Claude was quite charmed with all this uproar, and forgot everything to gaze at some effect of light, some group of blouses, or the picturesque unloading of a cart. At last they extricated themselves from the crowd, and as they continued on their way along the main artery they presently found themselves amidst an exquisite perfume which seemed to be following them. They were in the cut-flower market. All over the footways, to the right and left, women were seated in front of large rectangular baskets full of bunches of roses, violets, dahlias, and marguerites. At times the clumps darkened and looked like splotches of blood, at others they brightened into silvery greys of the softest tones. A lighted candle, standing near one basket, set amidst the general blackness quite a melody of colour – the bright variegations of marguerites, the blood-red crimson of dahlias, the bluey purple of violets, and the warm flesh tints of roses. And nothing could have been sweeter or more suggestive of springtide than this soft breath of perfume encountered on the footway, on emerging from the sharp odours of the fish market and the pestilential smell of the butter and the cheese.

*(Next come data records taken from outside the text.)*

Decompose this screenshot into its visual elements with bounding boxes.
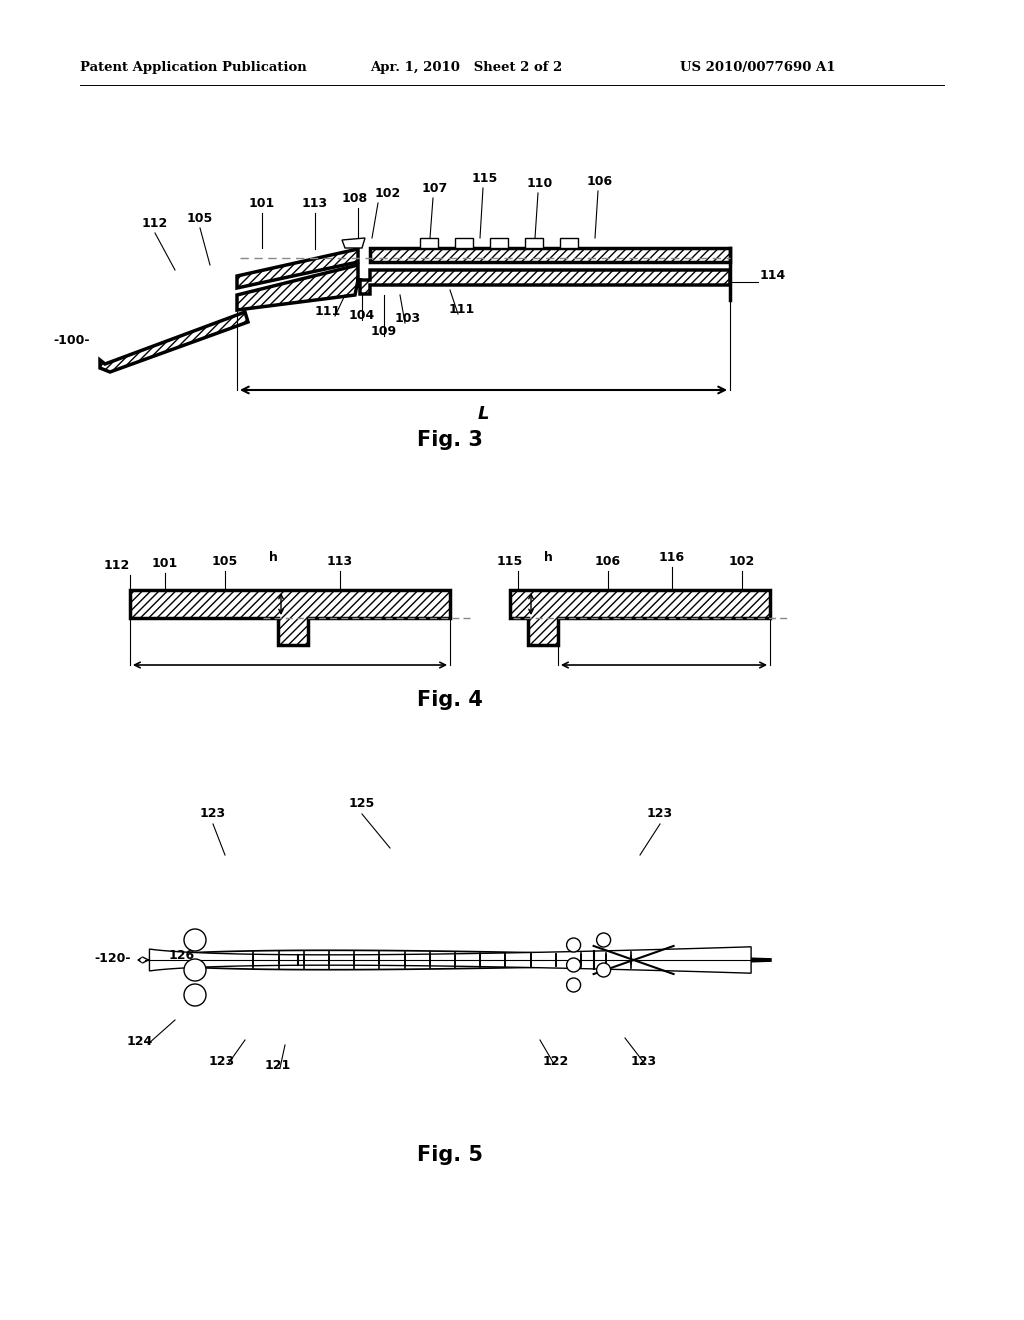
Text: 113: 113 bbox=[327, 554, 353, 568]
Text: 123: 123 bbox=[200, 807, 226, 820]
Text: 123: 123 bbox=[631, 1055, 657, 1068]
Polygon shape bbox=[150, 946, 751, 973]
Text: 123: 123 bbox=[209, 1055, 236, 1068]
Text: h: h bbox=[268, 550, 278, 564]
Text: L: L bbox=[477, 405, 488, 422]
Text: 115: 115 bbox=[472, 172, 498, 185]
Text: 112: 112 bbox=[103, 558, 130, 572]
Circle shape bbox=[597, 964, 610, 977]
Text: 104: 104 bbox=[349, 309, 375, 322]
Circle shape bbox=[566, 939, 581, 952]
Text: Patent Application Publication: Patent Application Publication bbox=[80, 62, 307, 74]
Text: 112: 112 bbox=[142, 216, 168, 230]
Text: 111: 111 bbox=[314, 305, 341, 318]
Text: Fig. 4: Fig. 4 bbox=[417, 690, 483, 710]
Text: US 2010/0077690 A1: US 2010/0077690 A1 bbox=[680, 62, 836, 74]
Circle shape bbox=[184, 983, 206, 1006]
Polygon shape bbox=[490, 238, 508, 248]
Text: h: h bbox=[544, 550, 552, 564]
Text: 123: 123 bbox=[647, 807, 673, 820]
Text: 101: 101 bbox=[249, 197, 275, 210]
Text: -120-: -120- bbox=[95, 952, 131, 965]
Polygon shape bbox=[420, 238, 438, 248]
Text: 116: 116 bbox=[658, 550, 685, 564]
Text: 115: 115 bbox=[497, 554, 523, 568]
Polygon shape bbox=[140, 952, 751, 973]
Polygon shape bbox=[100, 312, 248, 372]
Text: Apr. 1, 2010   Sheet 2 of 2: Apr. 1, 2010 Sheet 2 of 2 bbox=[370, 62, 562, 74]
Text: 103: 103 bbox=[395, 312, 421, 325]
Text: 107: 107 bbox=[422, 182, 449, 195]
Circle shape bbox=[184, 929, 206, 950]
Text: -100-: -100- bbox=[53, 334, 90, 346]
Text: 109: 109 bbox=[371, 325, 397, 338]
Text: 114: 114 bbox=[760, 269, 786, 282]
Text: 110: 110 bbox=[527, 177, 553, 190]
Polygon shape bbox=[237, 265, 730, 310]
Text: 106: 106 bbox=[587, 176, 613, 187]
Text: Fig. 5: Fig. 5 bbox=[417, 1144, 483, 1166]
Polygon shape bbox=[525, 238, 543, 248]
Circle shape bbox=[597, 933, 610, 946]
Text: 106: 106 bbox=[595, 554, 622, 568]
Polygon shape bbox=[560, 238, 578, 248]
Polygon shape bbox=[237, 249, 358, 288]
Text: 102: 102 bbox=[375, 187, 401, 201]
Text: 124: 124 bbox=[127, 1035, 154, 1048]
Text: 105: 105 bbox=[212, 554, 239, 568]
Circle shape bbox=[184, 960, 206, 981]
Text: 102: 102 bbox=[729, 554, 755, 568]
Polygon shape bbox=[370, 248, 730, 261]
Text: 108: 108 bbox=[342, 191, 368, 205]
Polygon shape bbox=[342, 238, 365, 248]
Polygon shape bbox=[140, 952, 770, 969]
Text: 105: 105 bbox=[186, 213, 213, 224]
Text: 122: 122 bbox=[543, 1055, 569, 1068]
Text: 121: 121 bbox=[265, 1059, 291, 1072]
Polygon shape bbox=[510, 590, 770, 645]
Polygon shape bbox=[130, 590, 450, 645]
Text: 125: 125 bbox=[349, 797, 375, 810]
Text: 111: 111 bbox=[449, 304, 475, 315]
Circle shape bbox=[566, 978, 581, 993]
Text: 126: 126 bbox=[169, 949, 195, 962]
Polygon shape bbox=[140, 946, 751, 969]
Text: Fig. 3: Fig. 3 bbox=[417, 430, 483, 450]
Text: 101: 101 bbox=[152, 557, 178, 570]
Circle shape bbox=[566, 958, 581, 972]
Text: 113: 113 bbox=[302, 197, 328, 210]
Polygon shape bbox=[455, 238, 473, 248]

Claude and Florent turned round and strolled about, loitering among the flowers. They halted with some curiosity before several women who were selling bunches of fern and bundles of vine-leaves, neatly tied up in packets of five and twenty. Then they turned down another covered alley, which was almost deserted, and where their footsteps echoed as though they had been walking through a church. Here they found a little cart, scarcely larger than a wheelbarrow, to which was harnessed a diminutive donkey, who, no doubt, felt bored, for at sight of them he began braying with such prolonged and sonorous force that the vast roofing of the markets fairly trembled. Then the horses began to neigh in reply, there was a sound of pawing and tramping, a distant uproar, which swelled, rolled along, then died away.
Meantime, in the Rue Berger in front of them, Claude and Florent perceived a number of bare, frontless, salesmen’s shops, where, by the light of flaring gas jets, they could distinguish piles of hampers and fruit, enclosed by three dirty walls which were covered with addition sums in pencil. And the two wanderers were still standing there, contemplating this scene, when they noticed a well-dressed woman huddled up in a cab which looked quite lost and forlorn in the block of carts as it stealthily made its way onwards.
“There’s Cinderella coming back without her slippers,” remarked Claude with a smile.